A recent Forbes article discussing the role of the individual in organizational safety against hackers quoted Commerce Professor Ryan Wright and referenced his study on the effectiveness of mindfulness when defending against cyber attacks.
“Reaching Zen in Cybersecurity,” written by Akshay Bhargava, Chief Product Officer at internet security company Malwarebytes, discusses the problematic nature of preparing for cyber attacks and references Wright’s mindfulness as an example of how awareness “in the moment” by employees can help employees “simplify in order to enable focus.”
The article referred to Wright’s study incorporating batches of test phishing emails sent to three groups, “one group trained in mindfulness techniques, one trained in traditional cue-based techniques (like suspicious subject lines, spelling, and other cues) and one control group with no training,” noting how the group educated in mindfulness performed best when finding the phishing messages.
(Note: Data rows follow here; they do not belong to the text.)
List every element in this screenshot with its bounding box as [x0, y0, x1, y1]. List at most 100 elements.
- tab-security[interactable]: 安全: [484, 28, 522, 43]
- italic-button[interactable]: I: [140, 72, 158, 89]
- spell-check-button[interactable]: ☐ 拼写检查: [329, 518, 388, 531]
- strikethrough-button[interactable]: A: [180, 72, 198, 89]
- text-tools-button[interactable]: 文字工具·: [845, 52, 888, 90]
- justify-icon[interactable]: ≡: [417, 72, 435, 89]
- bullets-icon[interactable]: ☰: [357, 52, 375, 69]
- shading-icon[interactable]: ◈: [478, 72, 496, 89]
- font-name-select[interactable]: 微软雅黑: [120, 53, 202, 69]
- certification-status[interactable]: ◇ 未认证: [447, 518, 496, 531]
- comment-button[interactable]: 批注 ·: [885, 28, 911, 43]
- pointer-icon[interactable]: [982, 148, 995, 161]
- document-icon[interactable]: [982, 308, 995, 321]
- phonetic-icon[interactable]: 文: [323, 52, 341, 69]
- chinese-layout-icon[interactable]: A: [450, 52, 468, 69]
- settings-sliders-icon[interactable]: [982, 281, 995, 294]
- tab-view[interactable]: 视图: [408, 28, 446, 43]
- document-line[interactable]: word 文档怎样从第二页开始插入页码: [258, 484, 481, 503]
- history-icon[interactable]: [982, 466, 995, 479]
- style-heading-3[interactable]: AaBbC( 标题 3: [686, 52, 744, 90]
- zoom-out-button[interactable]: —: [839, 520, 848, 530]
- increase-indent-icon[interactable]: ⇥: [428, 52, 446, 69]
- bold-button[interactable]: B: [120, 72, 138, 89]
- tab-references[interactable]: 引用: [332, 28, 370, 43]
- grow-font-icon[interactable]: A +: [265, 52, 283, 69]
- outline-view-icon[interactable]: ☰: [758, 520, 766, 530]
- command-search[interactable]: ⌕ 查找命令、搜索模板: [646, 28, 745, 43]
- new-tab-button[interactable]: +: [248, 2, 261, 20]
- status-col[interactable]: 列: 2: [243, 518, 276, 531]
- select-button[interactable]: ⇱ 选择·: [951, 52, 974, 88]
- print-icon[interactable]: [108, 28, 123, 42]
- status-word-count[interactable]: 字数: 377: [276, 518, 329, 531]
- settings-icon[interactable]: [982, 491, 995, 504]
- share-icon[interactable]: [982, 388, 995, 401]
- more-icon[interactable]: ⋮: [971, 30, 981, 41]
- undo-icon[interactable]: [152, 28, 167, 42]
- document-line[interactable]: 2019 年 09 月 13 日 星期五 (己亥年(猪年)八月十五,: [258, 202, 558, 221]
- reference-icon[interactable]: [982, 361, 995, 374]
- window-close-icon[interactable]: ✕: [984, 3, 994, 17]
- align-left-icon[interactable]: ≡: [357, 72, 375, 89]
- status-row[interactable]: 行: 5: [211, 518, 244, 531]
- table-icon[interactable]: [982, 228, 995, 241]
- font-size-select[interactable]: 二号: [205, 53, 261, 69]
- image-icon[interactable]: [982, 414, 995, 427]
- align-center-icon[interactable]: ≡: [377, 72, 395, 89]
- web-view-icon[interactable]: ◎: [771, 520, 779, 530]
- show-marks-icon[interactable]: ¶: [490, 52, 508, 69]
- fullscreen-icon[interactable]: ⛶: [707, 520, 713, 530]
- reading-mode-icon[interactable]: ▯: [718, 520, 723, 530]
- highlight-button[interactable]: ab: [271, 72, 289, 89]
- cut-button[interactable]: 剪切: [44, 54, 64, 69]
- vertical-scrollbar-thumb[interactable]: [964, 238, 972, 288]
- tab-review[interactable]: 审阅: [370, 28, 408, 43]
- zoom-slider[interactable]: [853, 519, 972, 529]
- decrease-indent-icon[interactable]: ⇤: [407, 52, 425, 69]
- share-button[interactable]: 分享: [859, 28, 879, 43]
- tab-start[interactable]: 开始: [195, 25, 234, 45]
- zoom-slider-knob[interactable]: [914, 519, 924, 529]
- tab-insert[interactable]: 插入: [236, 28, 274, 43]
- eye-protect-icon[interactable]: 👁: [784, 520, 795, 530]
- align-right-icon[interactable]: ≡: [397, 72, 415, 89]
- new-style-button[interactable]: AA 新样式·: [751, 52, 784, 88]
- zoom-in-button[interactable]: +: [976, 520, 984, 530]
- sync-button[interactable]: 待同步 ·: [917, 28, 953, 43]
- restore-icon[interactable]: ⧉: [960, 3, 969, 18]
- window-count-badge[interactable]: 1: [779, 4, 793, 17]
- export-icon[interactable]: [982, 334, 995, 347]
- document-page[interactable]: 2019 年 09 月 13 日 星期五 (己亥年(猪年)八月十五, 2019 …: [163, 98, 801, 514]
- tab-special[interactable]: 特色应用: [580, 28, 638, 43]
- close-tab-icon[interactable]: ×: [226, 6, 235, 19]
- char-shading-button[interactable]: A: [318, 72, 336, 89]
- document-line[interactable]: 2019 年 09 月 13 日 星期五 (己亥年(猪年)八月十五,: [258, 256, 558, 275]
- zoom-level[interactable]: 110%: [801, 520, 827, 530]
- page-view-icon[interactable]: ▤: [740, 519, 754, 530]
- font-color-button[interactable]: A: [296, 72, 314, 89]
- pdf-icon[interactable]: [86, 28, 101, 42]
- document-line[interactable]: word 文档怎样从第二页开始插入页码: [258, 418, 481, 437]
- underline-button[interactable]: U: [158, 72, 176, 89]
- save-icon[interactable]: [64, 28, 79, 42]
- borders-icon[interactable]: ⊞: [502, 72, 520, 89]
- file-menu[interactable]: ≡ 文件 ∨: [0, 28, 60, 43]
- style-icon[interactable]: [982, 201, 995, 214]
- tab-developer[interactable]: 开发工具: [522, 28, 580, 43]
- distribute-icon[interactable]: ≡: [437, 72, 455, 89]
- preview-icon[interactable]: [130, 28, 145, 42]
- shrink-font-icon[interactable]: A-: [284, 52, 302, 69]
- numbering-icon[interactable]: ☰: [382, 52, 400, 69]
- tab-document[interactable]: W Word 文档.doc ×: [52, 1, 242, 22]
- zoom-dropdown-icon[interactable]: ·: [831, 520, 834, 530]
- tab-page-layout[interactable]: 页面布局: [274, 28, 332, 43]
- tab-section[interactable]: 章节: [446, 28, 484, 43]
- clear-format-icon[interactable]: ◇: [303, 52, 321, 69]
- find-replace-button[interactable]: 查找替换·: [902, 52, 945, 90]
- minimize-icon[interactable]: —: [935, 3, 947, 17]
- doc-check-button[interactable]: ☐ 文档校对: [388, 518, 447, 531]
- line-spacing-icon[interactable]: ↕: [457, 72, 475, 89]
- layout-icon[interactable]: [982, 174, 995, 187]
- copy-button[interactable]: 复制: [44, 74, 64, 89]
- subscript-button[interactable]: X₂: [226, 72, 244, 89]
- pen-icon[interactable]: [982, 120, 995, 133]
Bhargava explains how the need to develop a culture of cybersecurity in his industry requires what he calls possessing “a zen mindset around cybersecurity for the company, for the IT department, and for every employee—especially employees because they are the weak link.”
The author underlines the point by quoting Wright’s assertion that “90% to 95% of attacks on organizations are attacks on individual people.”
Using a fable of a revered sage and a curious king, Bhargava goes on to explain that simplicity is key, as it is often provides the easiest approach for busy employees, while complex approaches often lead to an expansion of vulnerability points for hackers.